— Monseigneur, dit Louis Gravel, depuis tantôt deux années que je vis près de vous, grâce à la recommandation de Mgr l’évêque, je bénis le ciel tous les jours de m’avoir fait la part si belle. Car vous avez été non-seulement pour moi le plus bienveillant des maîtres, mais encore le meilleur des pères. C’est à vous que je dois ma place de secrétaire, c’est encore à votre haute protection que je dois mon entrée dans le régiment du Béarn en qualité d’officier, quoique je n’appartienne pas à la noblesse.
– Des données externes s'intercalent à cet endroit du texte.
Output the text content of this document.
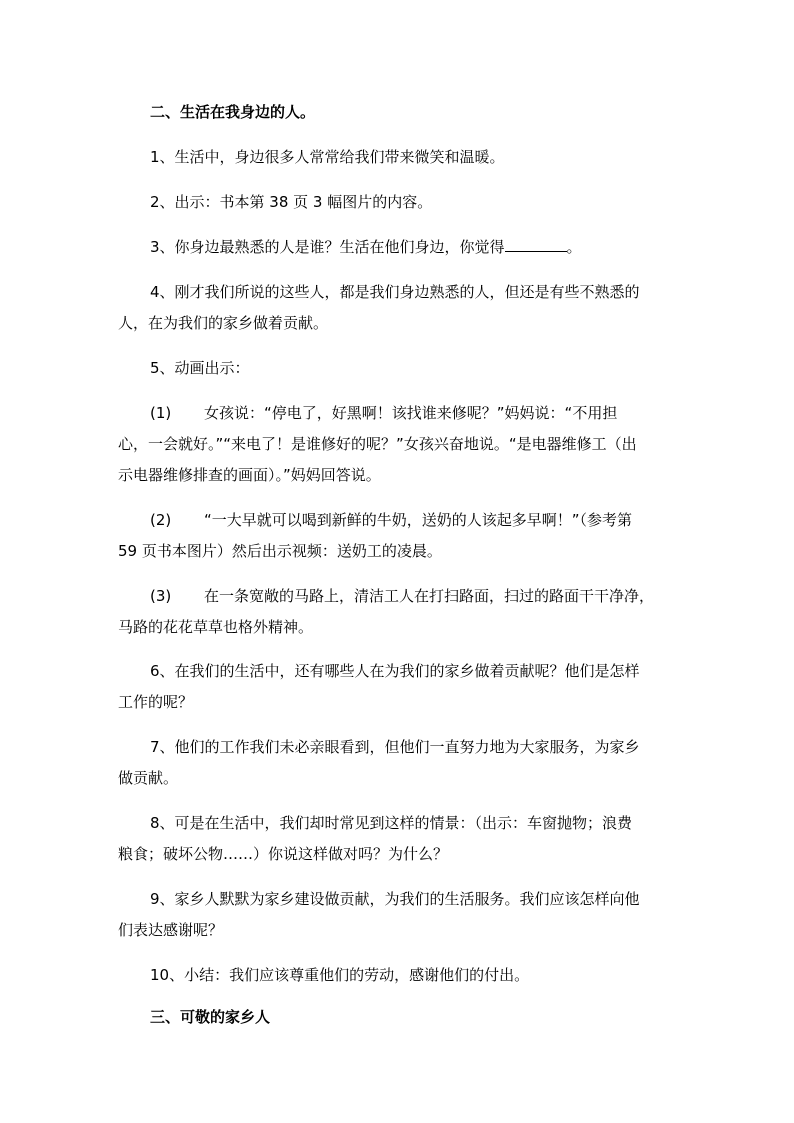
二、生活在我身边的人。
1、生活中，身边很多人常常给我们带来微笑和温暖。
2、出示：书本第 38 页 3 幅图片的内容。
3、你身边最熟悉的人是谁？生活在他们身边，你觉得	。
4、刚才我们所说的这些人，都是我们身边熟悉的人，但还是有些不熟悉的
人，在为我们的家乡做着贡献。
5、动画出示：
(1) 女孩说：“停电了，好黑啊！该找谁来修呢？”妈妈说：“不用担
心，一会就好。”“来电了！是谁修好的呢？”女孩兴奋地说。“是电器维修工（出
示电器维修排查的画面）。”妈妈回答说。
(2) “一大早就可以喝到新鲜的牛奶，送奶的人该起多早啊！”（参考第
59 页书本图片）然后出示视频：送奶工的凌晨。
(3) 在一条宽敞的马路上，清洁工人在打扫路面，扫过的路面干干净净，
马路的花花草草也格外精神。
6、在我们的生活中，还有哪些人在为我们的家乡做着贡献呢？他们是怎样
工作的呢？
7、他们的工作我们未必亲眼看到，但他们一直努力地为大家服务，为家乡
做贡献。
8、可是在生活中，我们却时常见到这样的情景：（出示：车窗抛物；浪费
粮食；破坏公物……）你说这样做对吗？为什么？
9、家乡人默默为家乡建设做贡献，为我们的生活服务。我们应该怎样向他
们表达感谢呢？
10、小结：我们应该尊重他们的劳动，感谢他们的付出。
三、可敬的家乡人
Tant que je n’ai connu que le bonheur, je me suis laissé vivre avec insouciance, sans m’occuper du lendemain, toujours content du présent, ne pensant pas même à vous remercier. Mais aujourd’hui que le malheur me frappe dans mes plus chères affections, comme ces enfants gâtés qui ne se souviennent de leurs parents que quand ils souffrent, quand ils ont besoin de consolations, je viens à vous pour vous dire : « Monseigneur, je suis malheureux, consolez-moi ! protégez-moi ! »
— De quoi s’agit-il donc, mon enfant ? Vous voyez que je suis à votre entière dévotion, car je vous aime parce que vous m’êtes dévoué sans calculs et que vous le méritez à tous égards.
— Monseigneur, j’aime de toutes les forces de mon âme une jeune fille, j’en suis aimé et cependant je vais la perdre.